Major League Soccer
Much-traveled Diaz Arce sent back to D.C. United, site of previous glories.
HERNDON, Va. (Friday, May 26, 2000) -- Raul Diaz Arce may be the second most prolific scorer in the history of Major League Soccer, but that hasn’t prevented the striker from El Salvador from being traded five times in the league’s five-year history.
And today, Diaz Arce returns to D.C. United where he was part of the "Magic Triangle," which led United to the first two MLS championships.
To get Diaz Arce, United sent midfielder John Maessner, two 2001 first-round draft choices -- its own and one obtained from Colorado that originally belonged to New England -- and a second-round selection in 2002.
"We're thrilled to have Raul Diaz Arce back with D.C. United," said United president and general manager Kevin Payne. "This reunites the Magic Triangle of Raul, Jaime Moreno and Marco Etcheverry, which led us to our first two championships in 1996 and 1997. We're bringing Raul back because obviously we need help scoring goals. Raul remains one of the most deadly strikers in the league and we look to him to help us revitalize our attack."
Diaz Arce has career regular-season totals of 73 goals and 24 assists for 170, second in goals and points to Roy Lassiter, who has 76 goals and 180 points.
Diaz Arce was United's leading scorer in the 1996 and 1997 with 38 goals in 50 matches over the two seasons. After the 1997 season, in a controversial move, Diaz Arce was traded to the New England Revolution in a salary-cap-driven move that caused protests and resentment from the considerable Washington Salvadoran population.

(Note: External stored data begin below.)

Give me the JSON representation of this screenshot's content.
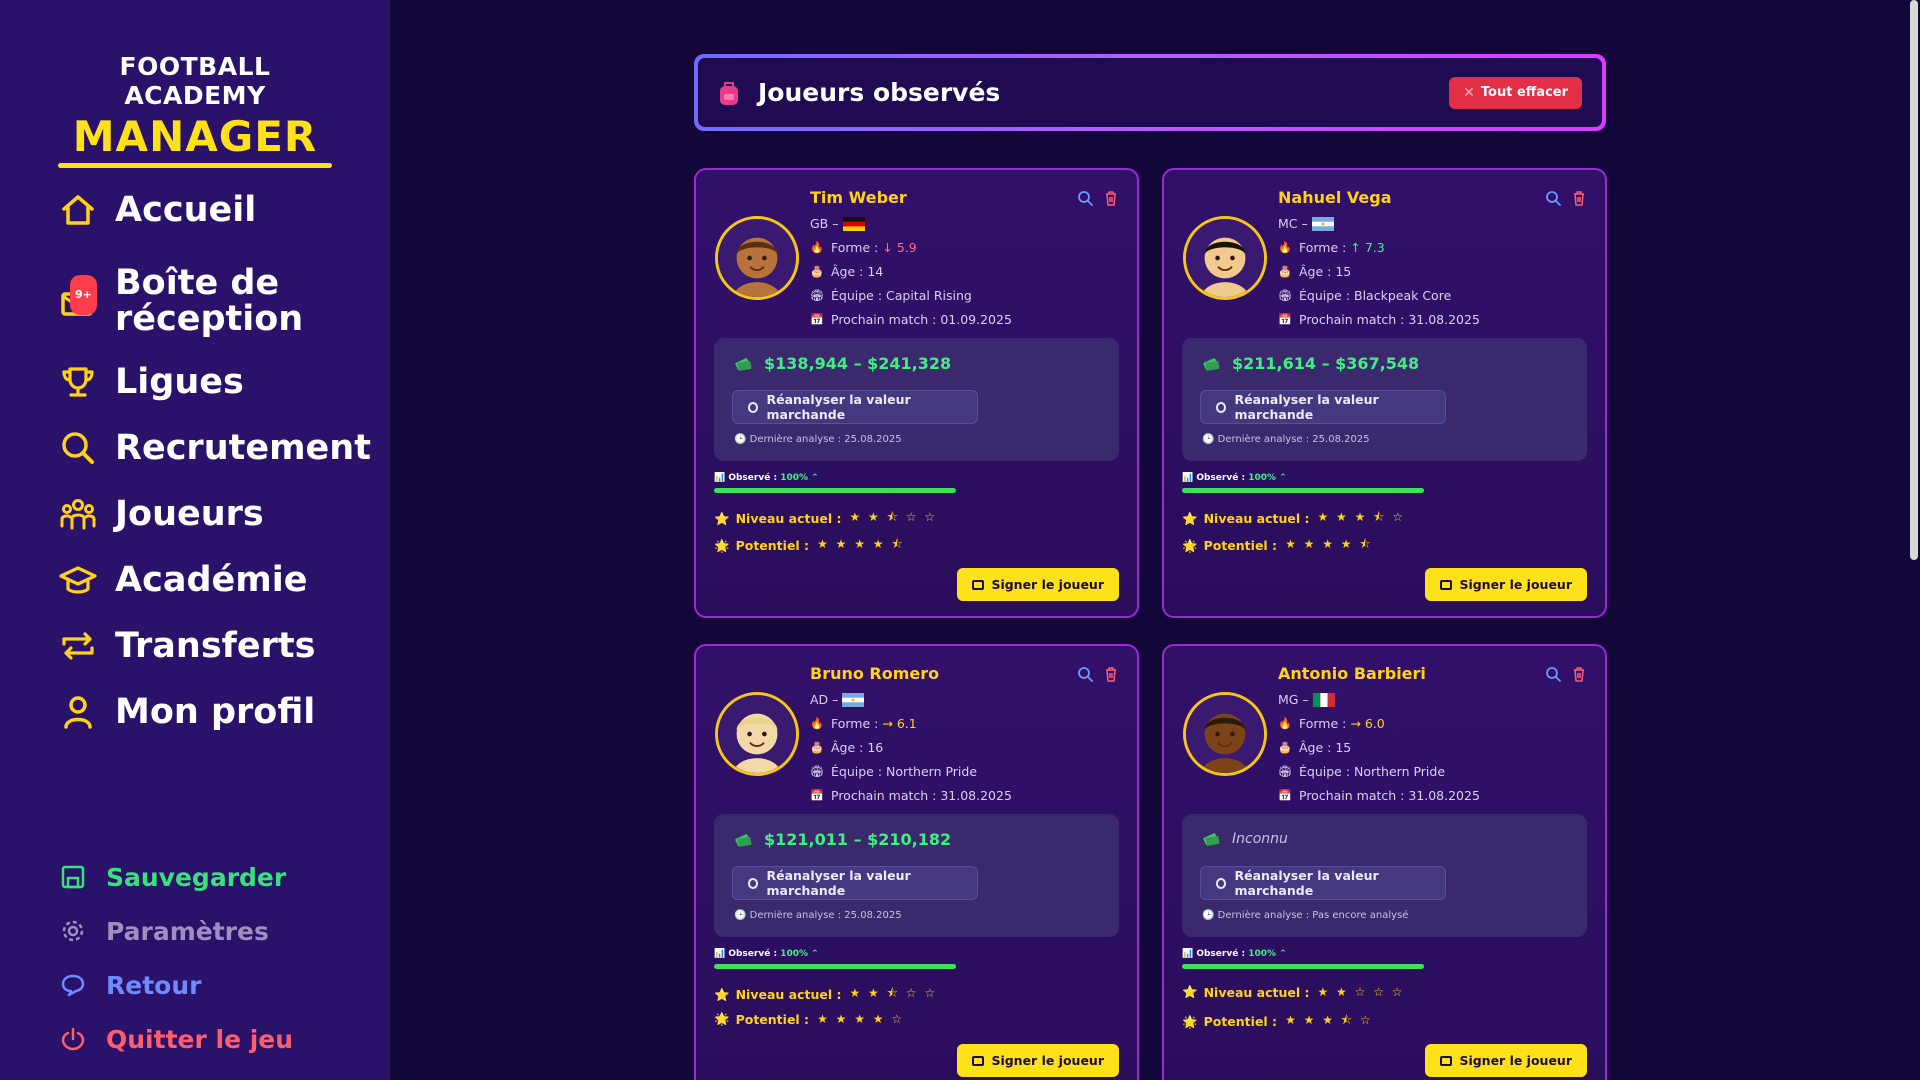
{
  "sidebar": {
    "logo_top": "FOOTBALL ACADEMY",
    "logo_main": "MANAGER",
    "nav": [
      {
        "label": "Accueil",
        "icon": "home-icon"
      },
      {
        "label": "Boîte de réception",
        "icon": "mail-icon",
        "badge": "9+"
      },
      {
        "label": "Ligues",
        "icon": "trophy-icon"
      },
      {
        "label": "Recrutement",
        "icon": "search-icon"
      },
      {
        "label": "Joueurs",
        "icon": "players-icon"
      },
      {
        "label": "Académie",
        "icon": "graduation-cap-icon"
      },
      {
        "label": "Transferts",
        "icon": "transfer-icon"
      },
      {
        "label": "Mon profil",
        "icon": "user-icon"
      }
    ],
    "bottom": [
      {
        "label": "Sauvegarder",
        "icon": "save-icon",
        "color": "#37e27a"
      },
      {
        "label": "Paramètres",
        "icon": "gear-icon",
        "color": "#9d8fc0"
      },
      {
        "label": "Retour",
        "icon": "feedback-icon",
        "color": "#6c8bff"
      },
      {
        "label": "Quitter le jeu",
        "icon": "power-icon",
        "color": "#ff5d6b"
      }
    ]
  },
  "header": {
    "title": "Joueurs observés",
    "clear_label": "Tout effacer"
  },
  "labels": {
    "forme": "Forme :",
    "age": "Âge :",
    "equipe": "Équipe :",
    "prochain": "Prochain match :",
    "reanalyze": "Réanalyser la valeur marchande",
    "derniere": "Dernière analyse :",
    "observe": "Observé :",
    "niveau": "Niveau actuel :",
    "potentiel": "Potentiel :",
    "sign": "Signer le joueur"
  },
  "players": [
    {
      "name": "Tim Weber",
      "position": "GB –",
      "flag": "germany",
      "forme_arrow": "↓",
      "forme": "5.9",
      "trend": "down",
      "age": "Âge : 14",
      "team": "Équipe : Capital Rising",
      "next_match": "Prochain match : 01.09.2025",
      "value": "$138,944 – $241,328",
      "last_analysis": "Dernière analyse : 25.08.2025",
      "observed": "100%",
      "observed_fraction": 1.0,
      "stars_current": "★ ★ ⯪ ☆ ☆",
      "stars_potential": "★ ★ ★ ★ ⯪"
    },
    {
      "name": "Nahuel Vega",
      "position": "MC –",
      "flag": "argentina",
      "forme_arrow": "↑",
      "forme": "7.3",
      "trend": "up",
      "age": "Âge : 15",
      "team": "Équipe : Blackpeak Core",
      "next_match": "Prochain match : 31.08.2025",
      "value": "$211,614 – $367,548",
      "last_analysis": "Dernière analyse : 25.08.2025",
      "observed": "100%",
      "observed_fraction": 1.0,
      "stars_current": "★ ★ ★ ⯪ ☆",
      "stars_potential": "★ ★ ★ ★ ⯪"
    },
    {
      "name": "Bruno Romero",
      "position": "AD –",
      "flag": "argentina",
      "forme_arrow": "→",
      "forme": "6.1",
      "trend": "flat",
      "age": "Âge : 16",
      "team": "Équipe : Northern Pride",
      "next_match": "Prochain match : 31.08.2025",
      "value": "$121,011 – $210,182",
      "last_analysis": "Dernière analyse : 25.08.2025",
      "observed": "100%",
      "observed_fraction": 1.0,
      "stars_current": "★ ★ ⯪ ☆ ☆",
      "stars_potential": "★ ★ ★ ★ ☆"
    },
    {
      "name": "Antonio Barbieri",
      "position": "MG –",
      "flag": "italy",
      "forme_arrow": "→",
      "forme": "6.0",
      "trend": "flat",
      "age": "Âge : 15",
      "team": "Équipe : Northern Pride",
      "next_match": "Prochain match : 31.08.2025",
      "value": "Inconnu",
      "last_analysis": "Dernière analyse : Pas encore analysé",
      "observed": "100%",
      "observed_fraction": 1.0,
      "stars_current": "★ ★ ☆ ☆ ☆",
      "stars_potential": "★ ★ ★ ⯪ ☆"
    }
  ],
  "colors": {
    "accent": "#ffe11a",
    "sidebar": "#2a1169",
    "background": "#13073a",
    "card_border": "#9a2bd0",
    "value_green": "#3ef080",
    "danger": "#e32f45"
  }
}
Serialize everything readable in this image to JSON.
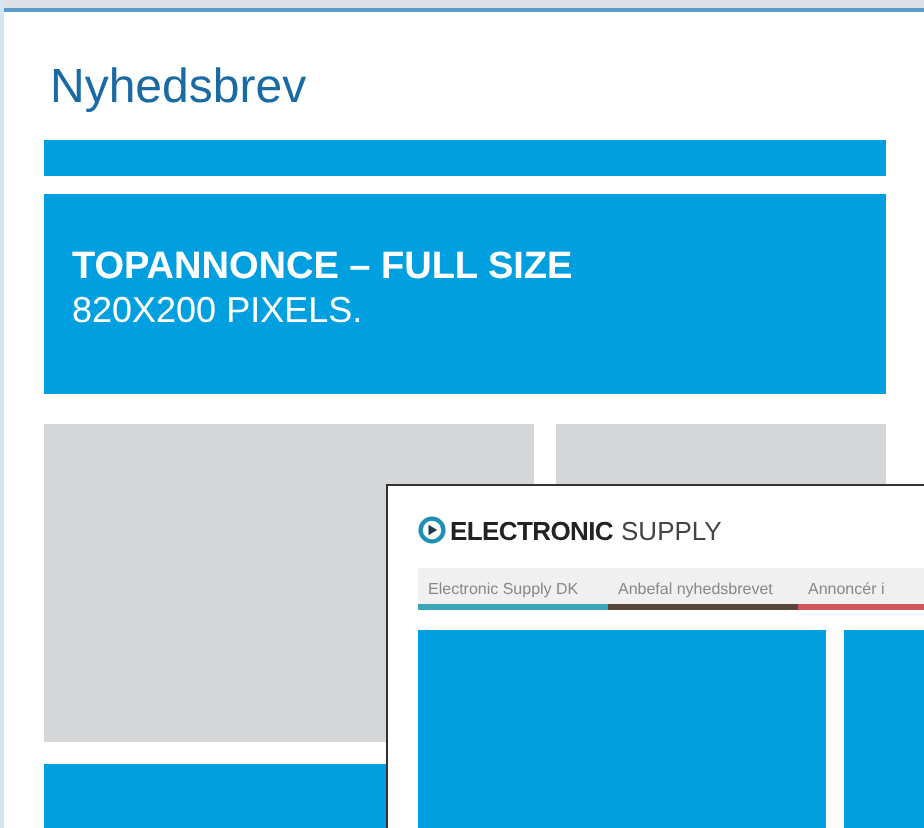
{
  "title": "Nyhedsbrev",
  "top_banner": {
    "heading": "TOPANNONCE – FULL SIZE",
    "size": "820X200 PIXELS."
  },
  "preview": {
    "logo_bold": "ELECTRONIC",
    "logo_light": "SUPPLY",
    "tabs": [
      {
        "label": "Electronic Supply DK",
        "color": "#3aa7b8"
      },
      {
        "label": "Anbefal nyhedsbrevet",
        "color": "#5a4638"
      },
      {
        "label": "Annoncér i",
        "color": "#d0555c"
      }
    ]
  }
}
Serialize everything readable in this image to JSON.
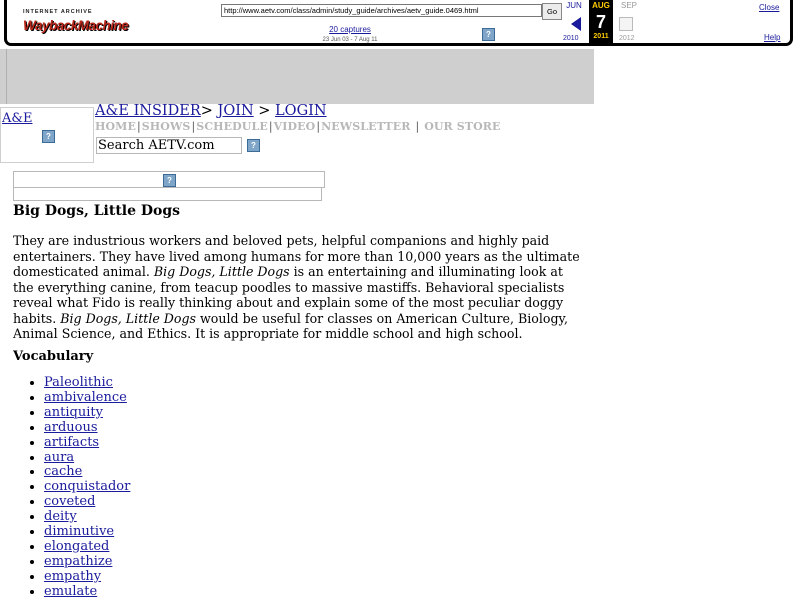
{
  "wayback": {
    "logo_top": "INTERNET ARCHIVE",
    "logo_main": "WaybackMachine",
    "url": "http://www.aetv.com/class/admin/study_guide/archives/aetv_guide.0469.html",
    "go_label": "Go",
    "captures": "20 captures",
    "date_range": "23 Jun 03 - 7 Aug 11",
    "prev_month": "JUN",
    "current_month": "AUG",
    "next_month": "SEP",
    "current_day": "7",
    "prev_year": "2010",
    "current_year": "2011",
    "next_year": "2012",
    "close_label": "Close",
    "help_label": "Help",
    "icon_glyph": "?"
  },
  "header": {
    "logo_text": "A&E",
    "icon_glyph": "?",
    "top_links": [
      "A&E INSIDER",
      "JOIN",
      "LOGIN"
    ],
    "top_separators": [
      ">",
      ">"
    ],
    "nav_items": [
      "HOME",
      "SHOWS",
      "SCHEDULE",
      "VIDEO",
      "NEWSLETTER",
      "OUR STORE"
    ],
    "nav_separator": "|",
    "search_placeholder": "Search AETV.com"
  },
  "article": {
    "title": "Big Dogs, Little Dogs",
    "intro": [
      {
        "text": "They are industrious workers and beloved pets, helpful companions and highly paid entertainers. They have lived among humans for more than 10,000 years as the ultimate domesticated animal. ",
        "italic": false
      },
      {
        "text": "Big Dogs, Little Dogs",
        "italic": true
      },
      {
        "text": " is an entertaining and illuminating look at the everything canine, from teacup poodles to massive mastiffs. Behavioral specialists reveal what Fido is really thinking about and explain some of the most peculiar doggy habits. ",
        "italic": false
      },
      {
        "text": "Big Dogs, Little Dogs",
        "italic": true
      },
      {
        "text": " would be useful for classes on American Culture, Biology, Animal Science, and Ethics. It is appropriate for middle school and high school.",
        "italic": false
      }
    ],
    "vocab_heading": "Vocabulary",
    "vocabulary": [
      "Paleolithic",
      "ambivalence",
      "antiquity",
      "arduous",
      "artifacts",
      "aura",
      "cache",
      "conquistador",
      "coveted",
      "deity",
      "diminutive",
      "elongated",
      "empathize",
      "empathy",
      "emulate"
    ]
  }
}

Early in the 1998 season, Lassiter was obtained by United and proceeded to score 18 goals in 25 games in 1998 and 18 more in 30 matches a year ago helping D.C. win its third MLS Cup. He was sent in the offseason to the Miami Fusion.
No one on United stepped up to fill Lassiter’s role as complement to Jaime Moreno on the front line. In fact, Moreno’s eight goals were the only by a D.C. striker in 1999, so Payne first acquired former MLS forward Pete Marino and then Diaz Arce trying to shore up his attack.
"Raul has requested this move," Tampa Bay president and general manager Bill Manning said. "He had great success in D.C. early in his MLS career, and will certainly see more playing time plus be welcomed by the tremendous El Salvadoran population in the area."
And, of course, United and MLS hope will bring many Hispanic fans into the seats at RFK Stadium.
Both Diaz Arce and Marino will be in uniform tomorrow night when United tries to end a four-game losing streak in a home game against the Dallas Burn.
After the 1998 season, Diaz Arce was traded by New England to the MetroStars, and then immediately on to San Jose Clash (now the Earthquakes). In July 1999, he was dispatched from San Jose to Tampa Bay.
Diaz Arce, who had four goals and an assist in seven games this season, became expendable because of emergence of Senegalese striker Mamadou Diallo, who has netted two goals in each of the Mutiny’s last three games, and coach Tim Hankinson’s preference for a one-striker set. Diallo has nine goals, trailing only Chicago’s Ante Razov who has 10.
Diaz Arce was a starter until leaving to join El Salvador for World Cup qualifying. By the time he returned, Diallo was entrenched as the forward.
Diaz Arce’s salary is believed to be in the $130-150,000 ranges, twice that of Maessner, but the two players will remain under the caps of their former teams.
"The cap doesn't really matter after May 15 when the discovery period ends," MLS executive vice president Ivan Gazidis said. "Unless you have an allocation available and now only New England and San Jose do, there is no way to bring a new player into the league, to spend any money you have left under the cap. So traditionally, trades made after May 15, are made without regard to salary cap consequences."
In Maessner, Tampa Bay gets another well-traveled player, but one who can give it some help in the midfield. A University of Virginia graduate, he joined D.C. United midway through the inaugural 1996 season after playing in Germany.
After the 1997 season he was placed in the expansion draft and chosen by Miami. He was traded back to United midway through the 1999 season as part of the overall deal that brought Chris Albright to United and sent Lassiter and Brian Kamler to Miami.
United also announced that 19-year-old left-sided British midfielder Michael Blackwell would join the team Monday on
trial. He played the just-ended English season will Aston Villa’s reserves.